Truth be told, the UMWA believes the real reason Massey claims to be trying to turn things around with respect to its abysmal health and safety record (although you wouldn't know it at the Mammoth mine) is because we have been monitoring their every move, talking regularly with their miners and bosses, and helping educate the public about their record. But we haven't done it alone. We have been joined by several concerned citizen action and environmental groups, and we greatly appreciate their help.
Blankenship's blanket assertion that the UMWA only files grievances to protect "the inappropriate actions" of our members is offensive and just pure nonsense. Maybe he should visit his mines more often -- or a Consol, Peabody, Arch or any other working coal mine. Blankenship would see that it is the mine operator who dictates how coal is mined. He might also see that Massey's non-union miners must simply do as they are told, as was demonstrated recently at the Mammoth mine. One assumes there were Massey bosses supervising miners working in the section where there was imminent danger, right, Don?
And who was responsible for overseeing those illegal explosions and making sure that the mine directly underneath the blasting area was cleared? I guess when you're making $14 million a year, understanding how the business you head really works -- and ensuring your workers have adequate health and safety protections -- aren't items very high up on your list of priorities. Buying a state Supreme Court justice is, but these are not. Go figure.
Blankenship's statement that the UMWA's pension funds are not fully funded also is a total fabrication. The UMWA's pension plans are, in fact, fully funded.
Allow me to also talk about the UMWA's recent protest in front of the cleaning plant at Massey's Mammoth mine. We chose this location because, as one of our protesters' signs said, it truly is the ground zero of bankruptcy law abuse. Here, some 250 UMWA coal miners lost their jobs and their promised health-care benefits because of a federal bankruptcy judge's ruling.

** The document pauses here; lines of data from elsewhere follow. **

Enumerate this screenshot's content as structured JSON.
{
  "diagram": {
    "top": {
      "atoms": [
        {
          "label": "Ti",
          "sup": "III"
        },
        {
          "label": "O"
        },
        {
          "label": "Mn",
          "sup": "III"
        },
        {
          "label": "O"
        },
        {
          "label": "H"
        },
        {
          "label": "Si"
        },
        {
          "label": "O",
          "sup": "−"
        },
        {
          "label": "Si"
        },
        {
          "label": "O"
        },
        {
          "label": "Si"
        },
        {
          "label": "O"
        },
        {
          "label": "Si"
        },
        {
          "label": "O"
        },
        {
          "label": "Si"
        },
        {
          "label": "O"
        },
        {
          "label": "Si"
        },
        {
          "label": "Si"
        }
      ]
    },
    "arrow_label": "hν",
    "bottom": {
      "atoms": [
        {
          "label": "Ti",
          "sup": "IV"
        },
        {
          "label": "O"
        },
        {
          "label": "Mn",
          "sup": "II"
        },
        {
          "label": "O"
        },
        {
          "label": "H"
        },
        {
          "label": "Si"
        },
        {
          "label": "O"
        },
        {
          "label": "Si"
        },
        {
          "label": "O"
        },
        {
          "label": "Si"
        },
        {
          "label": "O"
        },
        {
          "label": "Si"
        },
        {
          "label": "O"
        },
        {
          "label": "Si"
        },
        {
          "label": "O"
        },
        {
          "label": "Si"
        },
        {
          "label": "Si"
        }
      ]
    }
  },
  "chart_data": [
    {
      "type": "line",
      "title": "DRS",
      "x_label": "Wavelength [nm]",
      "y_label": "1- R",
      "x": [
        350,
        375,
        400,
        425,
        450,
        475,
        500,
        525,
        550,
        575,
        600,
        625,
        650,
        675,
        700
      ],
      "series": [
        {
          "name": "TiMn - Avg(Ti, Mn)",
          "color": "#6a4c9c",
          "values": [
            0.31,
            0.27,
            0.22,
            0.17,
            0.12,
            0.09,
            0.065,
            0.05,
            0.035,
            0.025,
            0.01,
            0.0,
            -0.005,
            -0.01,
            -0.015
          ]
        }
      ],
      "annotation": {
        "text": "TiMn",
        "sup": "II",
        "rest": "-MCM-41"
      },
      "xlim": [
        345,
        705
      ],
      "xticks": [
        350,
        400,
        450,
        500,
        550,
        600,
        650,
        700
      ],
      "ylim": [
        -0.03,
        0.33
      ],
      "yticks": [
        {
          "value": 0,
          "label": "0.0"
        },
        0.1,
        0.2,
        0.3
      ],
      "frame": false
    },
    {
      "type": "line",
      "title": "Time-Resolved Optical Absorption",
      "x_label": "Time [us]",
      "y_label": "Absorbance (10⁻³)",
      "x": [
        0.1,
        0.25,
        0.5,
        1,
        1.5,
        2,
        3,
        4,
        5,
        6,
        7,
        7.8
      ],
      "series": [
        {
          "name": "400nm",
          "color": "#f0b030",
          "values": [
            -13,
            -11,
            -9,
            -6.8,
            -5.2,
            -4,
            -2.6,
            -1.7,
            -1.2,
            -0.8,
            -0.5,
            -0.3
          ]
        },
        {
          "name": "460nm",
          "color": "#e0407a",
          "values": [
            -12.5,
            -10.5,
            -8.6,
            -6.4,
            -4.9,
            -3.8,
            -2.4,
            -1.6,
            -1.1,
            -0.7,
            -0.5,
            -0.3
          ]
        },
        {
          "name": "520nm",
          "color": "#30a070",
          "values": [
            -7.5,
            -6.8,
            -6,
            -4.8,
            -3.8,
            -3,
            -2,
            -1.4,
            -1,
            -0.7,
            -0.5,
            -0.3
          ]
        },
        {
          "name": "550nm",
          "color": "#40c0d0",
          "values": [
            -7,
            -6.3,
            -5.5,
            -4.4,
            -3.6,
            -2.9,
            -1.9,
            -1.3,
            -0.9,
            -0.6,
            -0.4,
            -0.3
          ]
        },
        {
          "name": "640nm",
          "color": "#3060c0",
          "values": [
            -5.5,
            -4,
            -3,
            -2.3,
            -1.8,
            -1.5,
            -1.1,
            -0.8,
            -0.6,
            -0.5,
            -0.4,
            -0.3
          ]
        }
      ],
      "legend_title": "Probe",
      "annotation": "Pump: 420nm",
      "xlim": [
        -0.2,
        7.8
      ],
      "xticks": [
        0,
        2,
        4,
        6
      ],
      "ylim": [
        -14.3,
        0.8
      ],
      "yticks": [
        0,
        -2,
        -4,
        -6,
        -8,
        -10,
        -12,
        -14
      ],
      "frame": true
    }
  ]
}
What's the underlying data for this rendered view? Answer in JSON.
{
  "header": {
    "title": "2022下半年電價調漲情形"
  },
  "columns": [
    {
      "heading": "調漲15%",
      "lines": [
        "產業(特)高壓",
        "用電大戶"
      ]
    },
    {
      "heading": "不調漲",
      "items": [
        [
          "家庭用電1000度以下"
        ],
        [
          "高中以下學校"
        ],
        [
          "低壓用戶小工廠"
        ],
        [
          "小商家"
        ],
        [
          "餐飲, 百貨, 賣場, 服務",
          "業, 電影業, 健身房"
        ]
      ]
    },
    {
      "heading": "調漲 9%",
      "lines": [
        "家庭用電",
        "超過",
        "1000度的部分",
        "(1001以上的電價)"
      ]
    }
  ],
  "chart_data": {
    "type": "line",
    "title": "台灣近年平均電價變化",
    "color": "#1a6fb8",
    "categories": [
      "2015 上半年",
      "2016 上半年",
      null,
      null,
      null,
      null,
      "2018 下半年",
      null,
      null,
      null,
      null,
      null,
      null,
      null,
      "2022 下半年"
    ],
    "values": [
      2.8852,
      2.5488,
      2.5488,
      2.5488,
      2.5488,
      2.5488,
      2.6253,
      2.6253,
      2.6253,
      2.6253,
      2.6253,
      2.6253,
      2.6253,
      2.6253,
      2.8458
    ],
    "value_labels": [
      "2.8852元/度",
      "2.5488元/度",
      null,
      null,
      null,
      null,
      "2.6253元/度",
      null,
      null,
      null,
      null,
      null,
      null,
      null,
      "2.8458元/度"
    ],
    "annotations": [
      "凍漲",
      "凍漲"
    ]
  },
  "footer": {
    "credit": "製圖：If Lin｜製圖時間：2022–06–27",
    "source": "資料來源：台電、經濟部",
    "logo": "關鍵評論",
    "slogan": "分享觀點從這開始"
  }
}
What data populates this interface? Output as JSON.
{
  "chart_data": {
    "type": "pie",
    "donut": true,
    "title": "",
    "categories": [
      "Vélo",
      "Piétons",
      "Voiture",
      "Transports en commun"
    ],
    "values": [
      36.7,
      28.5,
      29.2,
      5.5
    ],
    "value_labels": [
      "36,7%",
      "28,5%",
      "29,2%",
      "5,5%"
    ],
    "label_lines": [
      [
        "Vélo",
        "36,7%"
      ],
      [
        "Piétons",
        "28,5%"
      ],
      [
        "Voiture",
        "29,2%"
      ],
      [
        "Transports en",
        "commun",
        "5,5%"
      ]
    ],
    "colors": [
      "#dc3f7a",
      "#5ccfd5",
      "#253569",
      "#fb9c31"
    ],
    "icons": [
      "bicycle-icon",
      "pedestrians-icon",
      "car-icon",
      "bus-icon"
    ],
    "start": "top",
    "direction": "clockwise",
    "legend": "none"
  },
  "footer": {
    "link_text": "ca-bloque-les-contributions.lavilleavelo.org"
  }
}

To Blankenship's credit, he has been quoted several times agreeing with the UMWA that our Horizon miners were wronged in federal bankruptcy court. That is all well and good, but my question is, if Blankenship and Massey agree with the UMWA on this issue, then why have we not seen them on Capitol Hill lobbying alongside of us for reform? Better yet, why did Massey take advantage of the plight of Horizon's Cannelton miners by not allowing them all to keep their jobs? Yes, the UMWA demonstrated in front of a Massey facility, but trust me, we're in the halls of Congress almost every day lobbying to reform America's flawed bankruptcy laws. What is Blankenship's excuse?
That is how it is with the coal industry, though. When operators need lobbying help on issues like the Kyoto Protocol or the Bush administration's EPA rules governing mercury emissions, the UMWA is asked to take an active role, which we often do. However, when the UMWA is on Capitol Hill lobbying for bankruptcy reform or more stringent enforcement of the Mine Safety and Health Act, sympathetic coal industry CEOs or lobbyists are usually nowhere to be found.
Lead by example, Don. Help us lobby for Coal Act funding and bankruptcy reform. I'll be happy to escort you to Capitol Hill to do so. And the next time the federal Mine Safety and Health Administration is trying to force ill-advised respirable dust rules down the throats of America's miners, join our fight to keep our nation's mines safe and healthy for miners. That kind of activity would lend a bit more credibility to your proclamation that Massey truly does want to be safer than most.